JPMorgan Chase recently announced the acquisition of UK-based digital wealth management platform Nutmeg.
The announcement comes six months after the Wall Street firm declared its intent to enter the U.K. retail banking market with an offering marketed under its Chase brand. These activities could signal the coming of a long-anticipated shake-up in the U.K.’s consumer banking sector, or they may become the latest in a series of developments that generate significant buzz but fail to meaningfully disrupt the status quo.
Prior to the 2008 global financial crisis, five players dominated the U.K. retail banking industry: Santander, NatWest, Barclays, HSBC, and Lloyds.
As of January 2021, those banks plus Nationwide Building Society still make up nearly 90% of the U.K. retail banking market. Over the years, competitors and challenger banks have attempted to draw customers away from the big banks: Metro Bank launched in 2010 and Virgin Money subsequently acquired Northern Rock (2012) as well as Clydesdale and Yorkshire banks (2016).
Digital banks like Monzo, Starling, and Goldman Sachs’s Marcus have not managed to capture significant market share from the industry’s incumbent leaders, either. These new entrants, as well as innovations like Open Banking and the Current Account Switching Service, were perceived as having the potential to revive competition by bringing back high-interest savings accounts and changing the face of banking as we know it.
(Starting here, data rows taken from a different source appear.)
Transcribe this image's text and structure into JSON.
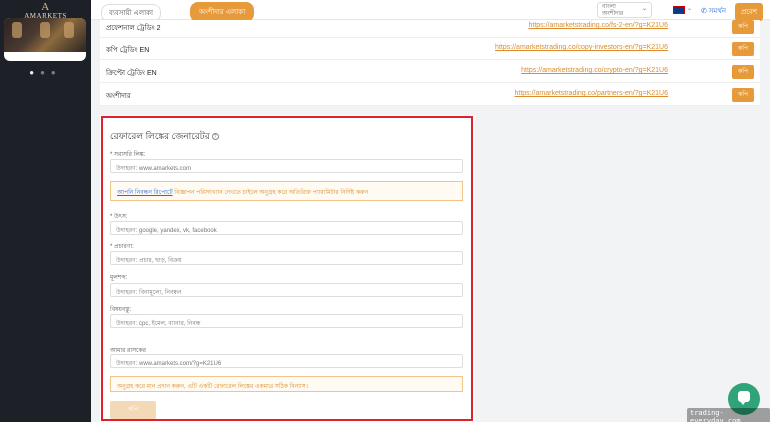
{
  "sidebar": {
    "logo_text": "AMARKETS"
  },
  "topbar": {
    "business_tab": "ব্যবসায়ী এলাকা",
    "partner_tab": "অংশীদার এলাকা",
    "language_label": "বাংলা",
    "language_sub": "অংশীদার",
    "support_label": "সমর্থন",
    "login_label": "প্রবেশ"
  },
  "link_table": {
    "rows": [
      {
        "name": "প্রফেশনাল ট্রেডিং 2",
        "url": "https://amarketstrading.co/fs-2-en/?g=K21U6",
        "copy": "কপি"
      },
      {
        "name": "কপি ট্রেডিং EN",
        "url": "https://amarketstrading.co/copy-investors-en/?g=K21U6",
        "copy": "কপি"
      },
      {
        "name": "ক্রিপ্টো ট্রেডিং EN",
        "url": "https://amarketstrading.co/crypto-en/?g=K21U6",
        "copy": "কপি"
      },
      {
        "name": "অংশীদার",
        "url": "https://amarketstrading.co/partners-en/?g=K21U6",
        "copy": "কপি"
      }
    ]
  },
  "generator": {
    "title": "রেফারেল লিঙ্কের জেনারেটর",
    "direct_link_label": "* সরাসরি লিঙ্ক:",
    "direct_link_placeholder": "উদাহরণ: www.amarkets.com",
    "note1_link": "আপনি নিবন্ধন রিপোর্টে",
    "note1_text": " বিজ্ঞাপন পরিসংখ্যান দেখতে চাইলে অনুগ্রহ করে অতিরিক্ত প্যারামিটার নির্দিষ্ট করুন",
    "source_label": "* উৎস:",
    "source_placeholder": "উদাহরণ: google, yandex, vk, facebook",
    "campaign_label": "* প্রচারণা:",
    "campaign_placeholder": "উদাহরণ: প্রচার, ছাড়, বিক্রয়",
    "keyword_label": "মূলশব্দ:",
    "keyword_placeholder": "উদাহরণ: বিনামূল্যে, নিবন্ধন",
    "content_label": "বিষয়বস্তু:",
    "content_placeholder": "উদাহরণ: cpc, ইমেল, ব্যানার, নিবন্ধ",
    "my_link_label": "আমার রাসকের",
    "my_link_placeholder": "উদাহরণ: www.amarkets.com/?g=K21U6",
    "note2_text": "অনুগ্রহ করে মান প্রদান করুন, এটি একটি রেফারেল লিঙ্কের একমাত্র সঠিক বিন্যাস।",
    "copy_button": "কপি"
  },
  "watermark": "trading-everyday.com"
}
But these sweeping changes have not yet come to pass.
JPMorgan Chase will be the second major U.S. bank to enter the U.K. retail market, following Goldman Sachs introducing Marcus in 2018.
With the acquisition of Nutmeg, JPMorgan gains a well-established brand with an impressive customer base of more than 140,000 customers and £3.5 billion in assets under management. The deal also seemingly marks a new approach to launching a retail bank in the U.K. – buying a consumer investment platform and expanding it into the retail banking market.
But, the important question is whether there is room for yet another retail bank in the U.K.
Could JPMorgan Chase and Nutmeg set in motion the shake-up the industry has been anticipating for years? Only time will tell, but the latest announcement prompts several questions around the forthcoming launch, particularly on the subject of branding.
Of the three distinct brands in question (JPMorgan, Chase, and Nutmeg), each offers different implications for a retail bank launch
If indeed the bank adopts the same Chase branding as the company’s U.S. operation, how effectively will the brand translate across the Atlantic? Will the stigma of Wall Street’s role in the global financial crisis hamper Chase’s ability to earn the trust of U.K. customers? Will British consumers’ familiarity with Nutmeg give JPMorgan Chase a stronger foothold in the new market? Will the Nutmeg brand continue to exist, or will it be absorbed by the global investment banking brand of JPMorgan?
These and many other questions have yet to be answered. However, there is no doubt that the financial industry will be watching closely to see whether JPMorgan Chase and Nutmeg can disrupt the entrenched banking giants and bring about big (and, to some, long overdue) changes in the U.K. retail banking market.